Israel’s 9th President and 8th Prime Minister lays on his death bed. How will we remember one of Israel’s great statesmen?

President Shimon Peres at his Jerusalem residence (photo credit: Miriam Alster/Flash90)

 

My experience of President Shimon Peres is a little different than for most American Jews. I volunteered for the State Control Committee for nine months from 2009 into 2010. I watched the President and his entourage pass by our offices near the Defense Committee chamber on several occasions. My colleagues and I would smile and wave as he walked by, but decorum dictated that we were there to work, not to be tourists or take photos with important figures.

There was a dignity in his posture, an aura of competence that he carried with him, and a sense of accomplishment. He was truly a man worthy of the offices he held. Seeing him made me proud to be a Jew, proud of the dignity of our people, and proud of Israel our Jewish state. Men like Peres helped to found that nation in a time when its establishment was far from a certainty. Although we take Israel’s existence for granted today, the men and women of Peres’ generation struggled, sweated, and bled for decades to make that perception a reality. That his health is declining is certainly a blow to the young state, but it is also precisely what he fought to attain: Shimon Peres will be mourned by a generation of Israelis and Jews internationally having helped to create, secure, and pass on to posterity the “dream of two thousand years.” Though he was born in Poland in diaspora as many of us have been, his family moved to the British Mandate of Palestine when he was young. Thanks to the efforts of Peres and those in his generation, Israel is alive and thriving and the Jewish people are alive and thriving. Our resolve and our will to build upon the work of his generation are strong.

Israel still faces many challenges from the perpetually intense security situation to economic and social concerns of every conceivable variety. Yet, men and women like Shimon Peres left the state of Israel to our generation to work toward a still brighter future. We can move on from the questions of Israel’s existence and legitimacy to broader questions of how to improve upon the Jewish state and how to strengthen the bond among the Jewish people.

We stand today looking skyward at the seemingly insurmountable obstacles that face us as tall as mountains and wonder if we will every reach the top. Imagine how President Peres and his generation must have felt looking at the obstacles of their time.
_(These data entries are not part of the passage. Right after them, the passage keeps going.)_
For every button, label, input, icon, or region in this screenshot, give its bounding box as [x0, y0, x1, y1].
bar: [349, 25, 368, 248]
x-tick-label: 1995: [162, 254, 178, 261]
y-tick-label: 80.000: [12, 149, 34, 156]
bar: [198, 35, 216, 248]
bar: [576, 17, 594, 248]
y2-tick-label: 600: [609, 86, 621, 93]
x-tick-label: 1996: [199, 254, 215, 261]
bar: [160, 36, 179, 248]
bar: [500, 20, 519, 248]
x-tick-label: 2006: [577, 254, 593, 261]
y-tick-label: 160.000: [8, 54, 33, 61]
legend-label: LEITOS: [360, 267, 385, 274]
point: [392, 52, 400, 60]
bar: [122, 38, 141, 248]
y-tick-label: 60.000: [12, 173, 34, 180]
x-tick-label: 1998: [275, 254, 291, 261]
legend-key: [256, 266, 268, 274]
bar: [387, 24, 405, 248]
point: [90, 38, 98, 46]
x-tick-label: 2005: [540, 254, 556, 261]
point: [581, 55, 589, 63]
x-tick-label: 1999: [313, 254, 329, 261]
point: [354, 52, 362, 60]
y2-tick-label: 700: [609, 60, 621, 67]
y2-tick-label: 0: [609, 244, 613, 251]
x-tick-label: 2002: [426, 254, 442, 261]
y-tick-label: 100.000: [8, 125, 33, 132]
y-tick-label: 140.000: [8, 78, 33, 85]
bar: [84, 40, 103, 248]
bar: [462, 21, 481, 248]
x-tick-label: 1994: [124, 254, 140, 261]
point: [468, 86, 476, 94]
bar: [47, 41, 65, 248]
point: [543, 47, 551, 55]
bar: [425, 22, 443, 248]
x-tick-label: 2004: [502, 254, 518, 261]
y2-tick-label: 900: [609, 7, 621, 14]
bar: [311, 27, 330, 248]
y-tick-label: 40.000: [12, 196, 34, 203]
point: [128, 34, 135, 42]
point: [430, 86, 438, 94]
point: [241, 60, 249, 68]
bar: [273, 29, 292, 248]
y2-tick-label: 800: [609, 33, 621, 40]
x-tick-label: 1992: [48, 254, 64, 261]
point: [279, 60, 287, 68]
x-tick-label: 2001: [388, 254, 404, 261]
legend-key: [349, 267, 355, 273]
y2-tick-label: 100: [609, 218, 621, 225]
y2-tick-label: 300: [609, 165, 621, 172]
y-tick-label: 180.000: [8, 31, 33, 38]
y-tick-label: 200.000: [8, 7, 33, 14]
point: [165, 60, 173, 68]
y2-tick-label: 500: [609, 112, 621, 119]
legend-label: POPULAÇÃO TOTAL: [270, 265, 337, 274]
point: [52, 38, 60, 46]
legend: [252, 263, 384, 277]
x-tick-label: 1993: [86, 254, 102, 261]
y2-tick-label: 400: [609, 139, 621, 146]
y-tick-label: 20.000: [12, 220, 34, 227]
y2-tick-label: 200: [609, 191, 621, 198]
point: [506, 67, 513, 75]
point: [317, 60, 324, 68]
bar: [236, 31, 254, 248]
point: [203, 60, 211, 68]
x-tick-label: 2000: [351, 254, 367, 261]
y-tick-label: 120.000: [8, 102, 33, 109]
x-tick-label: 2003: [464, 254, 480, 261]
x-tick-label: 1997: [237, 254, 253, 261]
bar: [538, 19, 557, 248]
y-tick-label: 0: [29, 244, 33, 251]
Finishing the work is our responsibility.

Israeli Prime Minister Shimon Peres and Foreign Minister Yitzhak Shamir in Jerusalem in 1986 (AP)

Lessons From a Life of Service

When I consider Peres’ life and legacy no event is more seminal or far reaching in its consequences than the circumstances that led to his, albeit brief, tenure as Prime Minister (PM). Peres inherited the Alignment Party (Labour) in 1977 following a scandal that brought down Yitzhak Rabin’s government. He led the party into opposition during Menachem Begin’s term as PM. Peres brought the party to a narrow win in the 1984 elections, but failed to form a government. Israel was in dire shape in those years suffering rampant inflation, a collapsing currency, a stagnant economy, and in the wake of the troubled war in Lebanon.
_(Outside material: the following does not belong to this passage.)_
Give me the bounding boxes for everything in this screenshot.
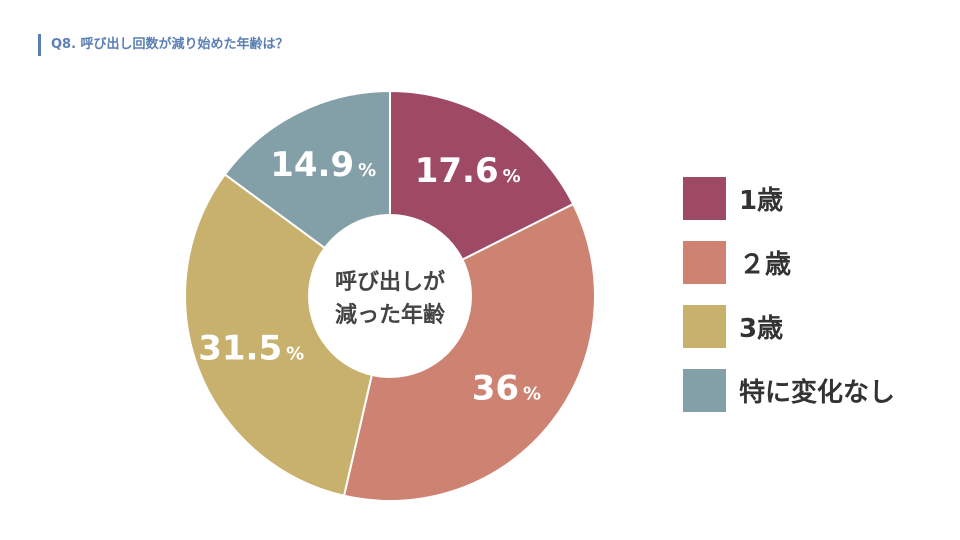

It would have been easy enough to go back to elections and ask for a stronger mandate, but Peres chose to work with then Likud leader Yitzhak Shamir through back channels like Ariel Sharon. The unity government that followed would see Peres as PM for two years followed by Shamir. It would see significant reform to Israel’s economy that would foreshadow the prosperity that has now taken hold. This was a courageous moment when solving Israel’s problems was more important to leaders like Peres than personal or partisan gain. Ultimately, he would renew his unity coalition with Shamir while ceding the Prime Minister’s office. Peres left his mark on the Israeli left, although he would be overshadowed by Rabin’s meteoric return to political life in 1992. The Oslo Accords that followed would earn Rabin and Peres each a Nobel Peace Prize.

The efforts towards peace have stalled, largely due to the malfeasance of the PLO (now PA) leadership. Peres remained committed, however, to keeping our hand outstretched in peace and remaining open to the prospect of ending this conflict. As his time draws to a close, the growing threats of Iran and Islamic State have finally drawn the Sunni Arab states to the realization that Israel is far from their greatest concern, and could be a powerful ally. Perhaps this will lead to the realization of the peaceful coexistence that Begin, Rabin, and Peres, worked so hard to achieve.

By 2007 the Israeli presidency had been the subject of two devastating scandals that had muddied the office. Israel needed a great statesman to restore honour and prestige to that office, which is meant to rise above political strife, representing the Israeli public as a whole both at home and abroad. Shimon Peres was easily the right person for the job. He left a powerful impression on the office and big shoes for his successors to fill.

The greatest lesson to be gleaned from the political life this great statesman and the men and women of his generation, is to do what we know to be right. We cannot allow partisanship, ideology, or interpersonal feuds to sabotage the effort toward a better future. They chose the harder path of the moral high ground and we must follow suit.

Goodbye, Mr. President, if this is indeed the end, you will be missed but not forgotten. Your legacy is safe. May you find the peace, as you rest with our fathers, that was denied you in life. Am Yisrael Chai (The Nation of Israel Lives).